À l'approche de la Coupe du Monde 2026, les joueurs allemands adoptent une posture prudente, évitant les sujets politiques qui avaient marqué leur participation au Qatar en 2022. Le fiasco médiatique et les critiques reçues lors du tournoi précédent ont incité la Mannschaft à se concentrer exclusivement sur le sport.
Un virage stratégique pour la Mannschaft
Lors de la Coupe du Monde 2022 au Qatar, les joueurs allemands avaient multiplié les gestes politiques : mains sur la bouche pour protester contre l'interdiction du brassard "One Love", critiques des conditions des travailleurs immigrés, et prises de position sur les droits LGBTQ+. Ces actions, bien que louables, avaient créé des tensions et détourné l'attention du jeu.

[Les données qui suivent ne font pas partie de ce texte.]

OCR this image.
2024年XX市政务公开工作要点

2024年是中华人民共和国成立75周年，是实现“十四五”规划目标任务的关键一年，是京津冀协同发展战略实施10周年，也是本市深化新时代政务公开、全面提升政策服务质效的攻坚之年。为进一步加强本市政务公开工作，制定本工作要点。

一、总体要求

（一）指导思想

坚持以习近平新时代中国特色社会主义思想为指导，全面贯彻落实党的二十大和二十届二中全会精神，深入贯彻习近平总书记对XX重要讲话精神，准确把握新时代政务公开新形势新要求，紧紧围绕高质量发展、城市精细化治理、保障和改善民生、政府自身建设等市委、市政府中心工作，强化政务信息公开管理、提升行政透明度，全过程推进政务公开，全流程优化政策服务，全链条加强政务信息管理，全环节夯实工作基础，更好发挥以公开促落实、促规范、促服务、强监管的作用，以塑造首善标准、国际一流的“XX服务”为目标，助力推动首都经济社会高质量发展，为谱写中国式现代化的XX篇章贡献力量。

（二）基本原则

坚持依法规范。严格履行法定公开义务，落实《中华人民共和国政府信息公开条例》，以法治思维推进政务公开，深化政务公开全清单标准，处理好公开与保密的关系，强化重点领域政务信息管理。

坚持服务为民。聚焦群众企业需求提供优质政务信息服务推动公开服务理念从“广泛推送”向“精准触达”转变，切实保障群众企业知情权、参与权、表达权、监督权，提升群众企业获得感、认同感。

Pour 2026, l'équipe a décidé de changer de cap. Les joueurs ont reçu des consignes claires : éviter toute déclaration politique et se concentrer sur la performance sportive. Cette décision fait suite à une évaluation interne où il a été jugé que les actions politiques avaient nui à l'image de l'équipe et à sa préparation.
Les raisons du silence
Plusieurs facteurs expliquent ce revirement. D'abord, le fiasco médiatique au Qatar a laissé des traces. Les joueurs ont été critiqués pour leur hypocrisie, certains étant accusés de faire du "slacktivisme" tout en participant à un tournoi controversé. Ensuite, la pression des sponsors et de la fédération allemande de football (DFB) a joué un rôle. Les sponsors souhaitent éviter les polémiques et protéger leurs investissements.
Enfin, les joueurs eux-mêmes ont exprimé leur lassitude. "Nous sommes footballeurs, pas politiciens", a confié un cadre de l'équipe sous couvert d'anonymat. "Notre job est de gagner des matchs, pas de changer le monde."
Un contraste avec les autres équipes
Cette posture contraste avec celle d'autres équipes, comme l'Angleterre ou les Pays-Bas, qui continuent de s'engager sur des sujets sociétaux. Cependant, l'Allemagne semble vouloir tirer les leçons du passé et adopter une approche plus pragmatique.
Le sélectionneur, Julian Nagelsmann, a approuvé cette ligne de conduite. "Nous voulons que l'équipe soit concentrée sur le terrain. Les distractions politiques ne nous ont pas servis par le passé", a-t-il déclaré lors d'une conférence de presse.
Les risques de l'apolitisme
Certains observateurs critiquent cette position, estimant que les footballeurs ont une responsabilité sociale. "Ils ont une plateforme énorme et pourraient l'utiliser pour le bien", argue un journaliste sportif. "Mais après le Qatar, ils ont peur de se brûler les ailes."
D'autres soulignent que le silence peut être interprété comme une approbation des régimes autoritaires qui accueillent les grandes compétitions. La Coupe du Monde 2026 se déroulera aux États-Unis, au Canada et au Mexique, des démocraties, ce qui atténue certaines critiques. Mais les joueurs allemands semblent déterminés à ne pas répéter les erreurs du passé.
Un focus sur le terrain
Sur le plan sportif, l'Allemagne vise une performance de haut niveau après des résultats décevants en 2022 (élimination au premier tour). Les joueurs travaillent dur pour retrouver leur place parmi l'élite mondiale. "Nous avons une équipe talentueuse et nous voulons montrer de quoi nous sommes capables", a déclaré le capitaine Joshua Kimmich.
Le staff technique a mis en place un programme de préparation intensif, avec des stages de cohésion et des matchs amicaux contre des adversaires de renom. L'objectif est d'arriver en Amérique du Nord dans les meilleures conditions possibles, sans les polémiques qui ont entaché le précédent mondial.
En conclusion, l'équipe d'Allemagne aborde la Coupe du Monde 2026 avec une nouvelle stratégie : faire taire la politique et laisser parler le football. Reste à savoir si ce pari sera gagnant sur le terrain et dans l'opinion publique.